Transfer learning is very beneficial when training networks on large amounts of data - it leverages a pre-trained network, using the features that the pre-trained network is aware of for feature extraction (detecting entities that the pre-trained network is good at), allowing for speedy training.
I decided to use the VGG19 network as my base model, pre-trained on the ImageNet dataset which consists of over 1 million images. I then added custom trainable layers connecting to the base model to leverage it for feature extraction. The results I got from this were unexpected, as my network's performance was relatively poor and during training, the loss seemed to stagnate and not decrease. After experimenting with using less and less layers of the VGG19 model, I saw that my results improved, but not by far.
My conclusion is that these results are due to overfitting - the network was trained on a dataset consisting of images with high pixel densities, which were not applicable to my dataset which was bounded to images that were 96 x 96 pixels. I resorted to using a custom neural network, and was easily able to achieve a validatoin loss of just under 0.01, in less than 60 epochs.

Miscellaneous

The loss function that I decided to go with in this implementation was Mean Squared Error.

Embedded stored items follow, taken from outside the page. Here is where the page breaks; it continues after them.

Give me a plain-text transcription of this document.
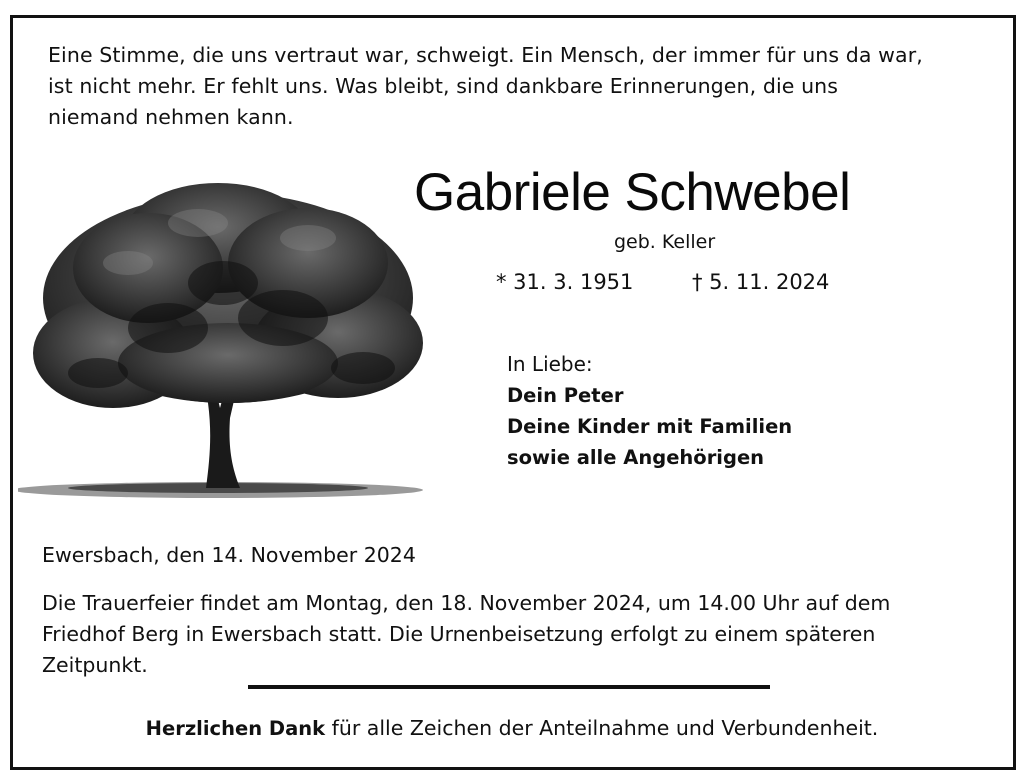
Eine Stimme, die uns vertraut war, schweigt. Ein Mensch, der immer für uns da war,
ist nicht mehr. Er fehlt uns. Was bleibt, sind dankbare Erinnerungen, die uns
niemand nehmen kann.
Gabriele Schwebel
geb. Keller
* 31. 3. 1951	† 5. 11. 2024
In Liebe:
Dein Peter
Deine Kinder mit Familien
sowie alle Angehörigen
Ewersbach, den 14. November 2024
Die Trauerfeier findet am Montag, den 18. November 2024, um 14.00 Uhr auf dem
Friedhof Berg in Ewersbach statt. Die Urnenbeisetzung erfolgt zu einem späteren
Zeitpunkt.
Herzlichen Dank für alle Zeichen der Anteilnahme und Verbundenheit.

Although a very basic cost function, it yielded great results (I suspect because I had turned this problem into a regression, from the typical use of classificatoin)!

Stack

This project is built with Python, Tensorflow-GPU, and multiple popularized Python libraries.

Demo

Here is a live demonstration of my ML model processing images through my webcam:

As we can see, there are some inconsistencies. It performs well only when my network's images are centered in a specific location. This is largely due to the fact that my training and test data all contained the faces of individuals in a particular location. This, I believe, can be solved by performing data augmentation for shifting, rather than only using rotations.